Now that you know how to upload and download files, I must restate that you should not use those download commands on biobank data files. Yes, dx download and gsutil cp exist, but the data is already where it needs to be. Your job is to meet it there, not drag it to you.
Don’t do this:
# UK Biobank: Copying a 500GB VCF locally
dx download file-xxxx
# All of Us: Same mistake, different platform
gsutil cp gs://path/to/huge.vcf.gz .Do this instead:
# UK Biobank: Stream with dx
dx cat file-xxxx | bcftools view | your_analysis
# All of Us: Stream with gsutil
gsutil cat gs://path/to/file.vcf.gz | bcftools view | your_analysisThe data is already where it needs to be. It sits in the cloud, on fast storage, ready to be streamed. Copying wastes time, burns through storage quotas, and risks running out of disk space mid-analysis. Both platforms are designed for streaming access. Use it.
Tip #3: Know Your Tools and Your Files
Hail is prominently featured in All of Us documentation, which makes it tempting to reach for first. Resist that instinct and match your tool to your actual problem, not the first one you find or the most impressive-sounding one.
Why avoid Hail when possible:
- Requires expensive Spark clusters
- Memory-intensive operations that crash your instance
- Adds complexity when simpler tools work fine
If you can use standard tools (pandas, bcftools, plink), do that instead. Save Hail for genuinely distributed computing tasks.

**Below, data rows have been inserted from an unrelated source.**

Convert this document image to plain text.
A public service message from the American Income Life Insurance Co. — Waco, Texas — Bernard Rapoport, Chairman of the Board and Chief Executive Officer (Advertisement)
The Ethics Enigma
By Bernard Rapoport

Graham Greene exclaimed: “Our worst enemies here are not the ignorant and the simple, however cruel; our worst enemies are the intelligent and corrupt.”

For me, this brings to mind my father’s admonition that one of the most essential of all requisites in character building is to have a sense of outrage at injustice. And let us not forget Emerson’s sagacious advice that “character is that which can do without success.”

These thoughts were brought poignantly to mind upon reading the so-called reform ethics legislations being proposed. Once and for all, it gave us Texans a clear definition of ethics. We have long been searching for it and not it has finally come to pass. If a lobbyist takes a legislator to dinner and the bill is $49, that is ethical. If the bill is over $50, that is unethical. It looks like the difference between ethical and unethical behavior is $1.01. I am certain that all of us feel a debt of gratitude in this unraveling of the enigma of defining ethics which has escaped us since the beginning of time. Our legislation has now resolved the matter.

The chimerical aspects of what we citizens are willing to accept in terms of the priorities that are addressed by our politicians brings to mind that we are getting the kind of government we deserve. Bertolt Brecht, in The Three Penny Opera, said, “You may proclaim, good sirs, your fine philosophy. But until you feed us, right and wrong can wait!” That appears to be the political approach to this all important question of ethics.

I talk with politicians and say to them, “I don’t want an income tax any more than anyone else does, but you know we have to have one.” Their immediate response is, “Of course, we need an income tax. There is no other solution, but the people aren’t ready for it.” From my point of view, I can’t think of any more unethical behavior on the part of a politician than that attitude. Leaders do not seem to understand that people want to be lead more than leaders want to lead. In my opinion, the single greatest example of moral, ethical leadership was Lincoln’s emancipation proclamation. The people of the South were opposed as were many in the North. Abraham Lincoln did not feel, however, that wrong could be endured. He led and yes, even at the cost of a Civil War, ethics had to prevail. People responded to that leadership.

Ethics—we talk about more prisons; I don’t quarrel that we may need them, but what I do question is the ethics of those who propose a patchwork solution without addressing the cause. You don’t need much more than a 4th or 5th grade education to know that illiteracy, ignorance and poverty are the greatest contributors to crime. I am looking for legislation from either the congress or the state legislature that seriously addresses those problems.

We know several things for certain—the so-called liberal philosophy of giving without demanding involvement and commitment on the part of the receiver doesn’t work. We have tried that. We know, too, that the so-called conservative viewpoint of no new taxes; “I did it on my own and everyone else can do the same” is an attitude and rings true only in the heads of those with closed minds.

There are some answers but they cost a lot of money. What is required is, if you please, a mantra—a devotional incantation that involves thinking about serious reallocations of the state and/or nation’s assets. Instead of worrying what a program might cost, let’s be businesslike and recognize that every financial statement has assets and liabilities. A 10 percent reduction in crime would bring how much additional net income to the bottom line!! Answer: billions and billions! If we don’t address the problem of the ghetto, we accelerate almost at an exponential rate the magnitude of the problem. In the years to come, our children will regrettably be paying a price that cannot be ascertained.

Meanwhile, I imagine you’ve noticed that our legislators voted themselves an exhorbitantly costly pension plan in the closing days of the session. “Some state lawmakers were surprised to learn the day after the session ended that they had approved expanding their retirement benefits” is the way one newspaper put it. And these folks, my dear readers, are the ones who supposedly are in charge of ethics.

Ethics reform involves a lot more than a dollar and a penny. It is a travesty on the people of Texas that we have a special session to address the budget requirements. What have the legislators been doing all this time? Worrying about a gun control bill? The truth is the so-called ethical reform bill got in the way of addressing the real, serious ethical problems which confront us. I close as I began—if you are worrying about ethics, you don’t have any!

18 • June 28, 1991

Regardless of which tool you choose, make sure your files are indexed (.tbi, .csi) before querying them. Without an index, tools like bcftools have to read the entire file from start to finish — region queries are no faster than loading everything.
Tip #4: Don’t Let Long Jobs Catch You Off Guard
Picture this: You start a 2-hour variant annotation job, grab lunch, and return to… nothing. Just a terminated instance.
Three habits will save you from rerunning everything from scratch.
First, check your idle timeout limit before running any long job. By default, All of Us shuts down after 15 minutes of inactivity.
- All of Us: Go to workspace settings → increase idle timeout to 8 hours (or your preferred duration)
- UK Biobank RAP: Check instance auto-pause settings
Note: nohup or screen/tmux can keep jobs running but won’t survive an instance shutdown so adjusting your timeout is still necessary.
Second, filter as early in your pipeline as possible. The less data you’re carrying through each step, the faster and cheaper each step is.
Third, checkpoint intermediate results. Save outputs at meaningful stages so a crash at step 5 doesn’t send you back to step 1.
None of these take more than a minute to set up. The rerun will.
The Bottom Line
When things crash:
- You ran out of memory
- Filter earlier in your pipeline
- Checkpoint intermediate results
When things are slow:
- Check if files are indexed (.tbi, .csi)
- Use region queries instead of full chromosomes
- Stream instead of copying
Set yourself up for success: learn your CLIs, stream your data, pick the right tool for the job, and make sure your long jobs have safety nets.